Seit Jahren versucht man, mikrobiellen Befall durch den Einsatz von Bioziden in den Griff zu bekommen. Hierbei werden biozide Wirkstoffe (Algizide, Fungizide, Bakterizide etc.) in die Bindemittelmatrix einer Beschichtung (Grundierung, Putz, Farbe) eingebunden und über einen möglichst langen Zeitraum an der Oberfläche freigesetzt. Somit entsteht ein hauchdünner biozider Film auf der Fassade.

Biozide als Lösung des Problems kann deshalb nur eine temporäre Maßnahme darstellen. Sie müssen einerseits wasserlöslich sein, damit sie in kleinsten Mengen an der Oberfläche freigesetzt werden. Auf der anderen Seite dürfen sie wiederum nicht so wasserlöslich sein, dass sie durch Niederschläge ausgewaschen werden.

image012-smallDes Weiteren wird nicht nur ein Wirkstoff eingesetzt, sondern so genannte Breitbandbiozide. Diese haben die Aufgabe, Algen und Pilze sowie zunehmend Bakterien abzutöten und einem Neubefall vorzubeugen. Da es z. B. nicht nur einen Pilz gibt und sich Gattung und Spezies stark unterscheiden können, müssen z. B. verschiedene Fungizide aufeinander abgestimmt werden. Deren Wirksamkeit gegen „fassadentypische“ Mikroorganismen müssen regelmäßig überprüft und ggf. angepasst werden. Dies zum Einen aufgrund der verschärften Biozid-Richtlinie und der immer weniger zur Verfügung stehenden Wirkstoffe. Zum Anderen, weil die Mikroorganismen mit der Zeit Abwehrmechanismen entwickeln und die eingesetzten Biozide dann an Wirkung verlieren.

Ein wichtiger Punkt bei der Sanierung von mikrobiellen Befall ist die gründliche Reinigung und anschließende Trocknung des Untergrundes. Wird der Untergrund mit Hochdruck gereinigt, sollte der Wasserstrahl nicht frontal auf den Untergrund auftreffen, da sonst zu viel Wasser in den Untergrund eingebracht wird. In Folge dessen würden sich die oberflächennahen Poren der Beschichtung mit Wasser füllen, so dass das anschließende Biozid nicht in den Untergrund eindringen kann. Das so genannte Breitbandbiozid sollte ein- bis zweimal aufgetragen werden und wieder ausreichend lange trocknen. Wichtig hierbei ist, dass das Biozid nicht nur die Mikroorganismen an der Oberfläche abtötet, sondern auch im oberflächennahen Bereich. In der Praxis kann immer wieder festgestellt werden, dass ein unzureichend gereinigter Untergrund einfach mit einem biozid eingestellten Anstrich überstrichen wird. Dies führt relativ schnell wieder zu einem Neu- oder Wiederbefall.

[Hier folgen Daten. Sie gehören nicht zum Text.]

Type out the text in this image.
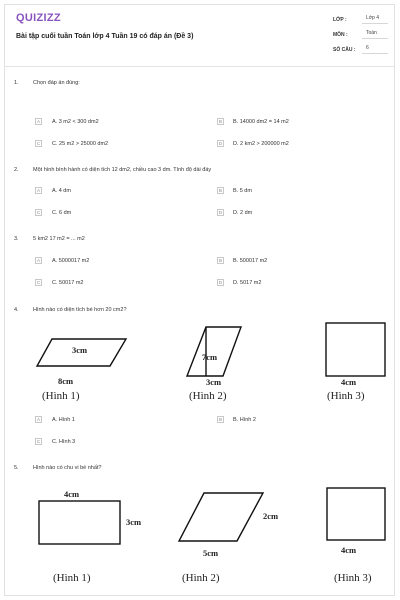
QUIZIZZ
Bài tập cuối tuần Toán lớp 4 Tuần 19 có đáp án (Đề 3)
LỚP :	Lớp 4
MÔN :	Toán
SỐ CÂU :	6
1.	Chọn đáp án đúng:
A	A. 3 m2 < 300 dm2	B	B. 14000 dm2 = 14 m2
C	C. 25 m2 > 25000 dm2	D	D. 2 km2 > 200000 m2
2.	Một hình bình hành có diện tích 12 dm2, chiều cao 3 dm. Tính độ dài đáy
A	A. 4 dm	B	B. 5 dm
C	C. 6 dm	D	D. 2 dm
3.	5 km2 17 m2 = ... m2
A	A. 5000017 m2	B	B. 500017 m2
C	C. 50017 m2	D	D. 5017 m2
4.	Hình nào có diện tích bé hơn 20 cm2?
3cm
8cm
(Hình 1)
7cm
3cm
(Hình 2)
4cm
(Hình 3)
A	A. Hình 1	B	B. Hình 2
C	C. Hình 3
5.	Hình nào có chu vi bé nhất?
4cm
3cm
(Hình 1)
2cm
5cm
(Hình 2)
4cm
(Hình 3)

image014-smallSeit Jahren wird nach Alternativen zu bioziden Lösungen gesucht. Zum Einen, da Biozide giftig sind und heute immer weniger in das allgemeine Umweltbewusstsein passen, zum Anderen, da die Wirkungsweise nur temporär anhält und die Mikroorganismen immer öfter Überlebensstrategien gegen diese chemischen Angriffe entwickeln. Auch wenn es derzeit die einfachste und preiswerteste Lösung gegen Algen und Pilze (und Bakterien) an der Fassade darstellt – Biozide werden langfristig als Antwort auf dieses Umweltproblem ausscheiden.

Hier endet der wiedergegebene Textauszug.